I can’t help but come to understand that the Bible verse which says not to be “unequally yoked,” means a whole lot more than just don’t marry an unbeliever! You can also be unequal with your intellectual and emotional abilities, your interests, your life goals, even where you’re at with spiritual growth…
I have a son with Autism, and I’ve kindly and patiently counseled him throughout his teen years that it may not be the best decision for him to ever marry. Thankfully, he’s come to the same conclusion through many life discussions in application.

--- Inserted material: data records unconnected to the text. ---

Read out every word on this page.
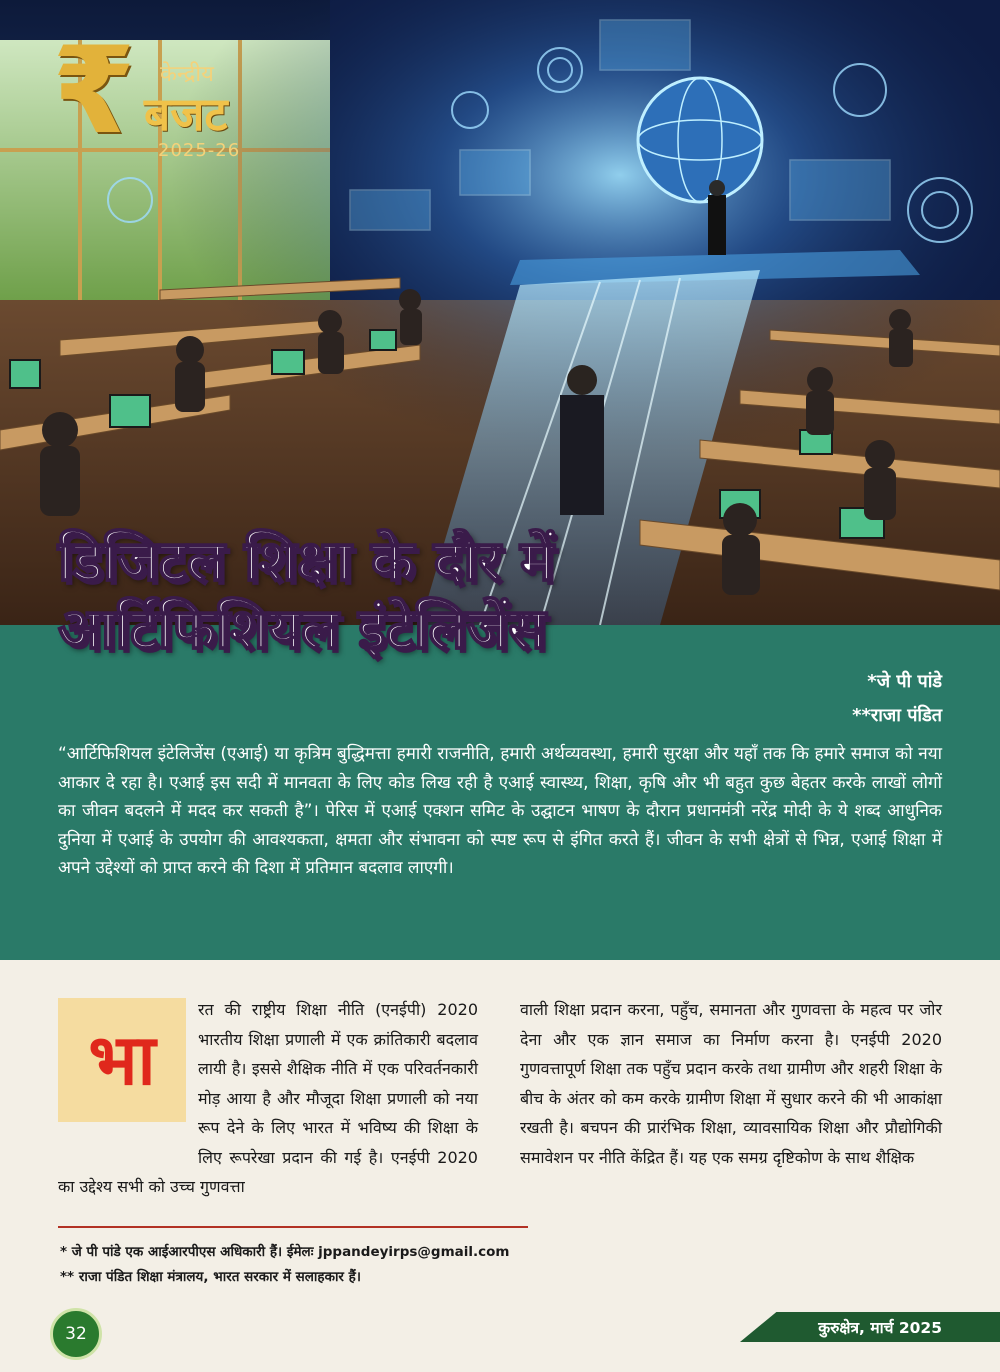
₹ केन्द्रीय
बजट
2025-26
डिजिटल शिक्षा के दौर में
आर्टिफिशियल इंटेलिजेंस
*जे पी पांडे
**राजा पंडित
“आर्टिफिशियल इंटेलिजेंस (एआई) या कृत्रिम बुद्धिमत्ता हमारी राजनीति, हमारी अर्थव्यवस्था, हमारी सुरक्षा और यहाँ तक कि हमारे समाज को नया आकार दे रहा है। एआई इस सदी में मानवता के लिए कोड लिख रही है एआई स्वास्थ्य, शिक्षा, कृषि और भी बहुत कुछ बेहतर करके लाखों लोगों का जीवन बदलने में मदद कर सकती है”। पेरिस में एआई एक्शन समिट के उद्घाटन भाषण के दौरान प्रधानमंत्री नरेंद्र मोदी के ये शब्द आधुनिक दुनिया में एआई के उपयोग की आवश्यकता, क्षमता और संभावना को स्पष्ट रूप से इंगित करते हैं। जीवन के सभी क्षेत्रों से भिन्न, एआई शिक्षा में अपने उद्देश्यों को प्राप्त करने की दिशा में प्रतिमान बदलाव लाएगी।
भा
रत की राष्ट्रीय शिक्षा नीति (एनईपी) 2020 भारतीय शिक्षा प्रणाली में एक क्रांतिकारी बदलाव लायी है। इससे शैक्षिक नीति में एक परिवर्तनकारी मोड़ आया है और मौजूदा शिक्षा प्रणाली को नया रूप देने के लिए भारत में भविष्य की शिक्षा के लिए रूपरेखा प्रदान की गई है। एनईपी 2020 का उद्देश्य सभी को उच्च गुणवत्ता
वाली शिक्षा प्रदान करना, पहुँच, समानता और गुणवत्ता के महत्व पर जोर देना और एक ज्ञान समाज का निर्माण करना है। एनईपी 2020 गुणवत्तापूर्ण शिक्षा तक पहुँच प्रदान करके तथा ग्रामीण और शहरी शिक्षा के बीच के अंतर को कम करके ग्रामीण शिक्षा में सुधार करने की भी आकांक्षा रखती है। बचपन की प्रारंभिक शिक्षा, व्यावसायिक शिक्षा और प्रौद्योगिकी समावेशन पर नीति केंद्रित हैं। यह एक समग्र दृष्टिकोण के साथ शैक्षिक
* जे पी पांडे एक आईआरपीएस अधिकारी हैं। ईमेलः jppandeyirps@gmail.com
** राजा पंडित शिक्षा मंत्रालय, भारत सरकार में सलाहकार हैं।
32	कुरुक्षेत्र, मार्च 2025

It’s sad that because of the constant friction with my husband, I’ve had real situations to point out to my two teen sons what the root problem was in the current situation, versus what a healthy choice for your marriage would be. It certainly takes TWO. I have to always decipher the line between when accommodations are appropriate versus making excuses; when a “good” choice is taking up the slack because grace is warranted versus letting something fail because the spouse’s (or my child’s) heart is the actual problem – NOT the disability.
I haven’t been able to find a Bible based marriage book that deals with this subject.
In the end, when I tell myself that we just need to get a divorce because my husband literally doesn’t have the ability to be married to ANYONE, I always wonder if in my situation, I’m being unkind and ungracious. I’m certainly not walking in unforgiveness at this point. I wrestled through that one about 4 years ago. My sons have the same concern as me – that he’ll wind up being a bum on the street! I’m basically a full-time caregiver for not just a child, but also my husband – which is the MUCH bigger struggle of the two. I know there’s got to be a difference between martyrdom of self for the sake of the gospel, and being a legitimate doormat. How do you know where to draw the line when there’s legitimate disability, yet your needs NEVER get met? And, what steps do you take to improve your marriage that are going to be doable for the ADHD spouse?
I’ve been lonely and handling daily chaos for 28 years now. The few times we tried marriage counseling, it was disastrous. Because, as Leslie Vernick so wisely points out, you can’t work on your marriage when one or both spouses have their “own work” to do first, and that’s often the actual source of the issue. Thank you for any godly advice or leads! I don’t want to live the 2nd half of my life in the same situation. It’s not blessing me OR God’s witness on the earth. I stay constantly in survival mode behind closed doors because of my spouse, whether he can help it or not because of ADHD and PTSD. And, he won’t actively pursue help, but blames it on his “disability.” It’s been diagnosed, so where’s the dividing line between legitimate problem and excuse. AND, regardless, it doesn’t change the fact that I live with a dysfunctional adult who hasn’t changed for 28 years and always makes empty promises to change and get help.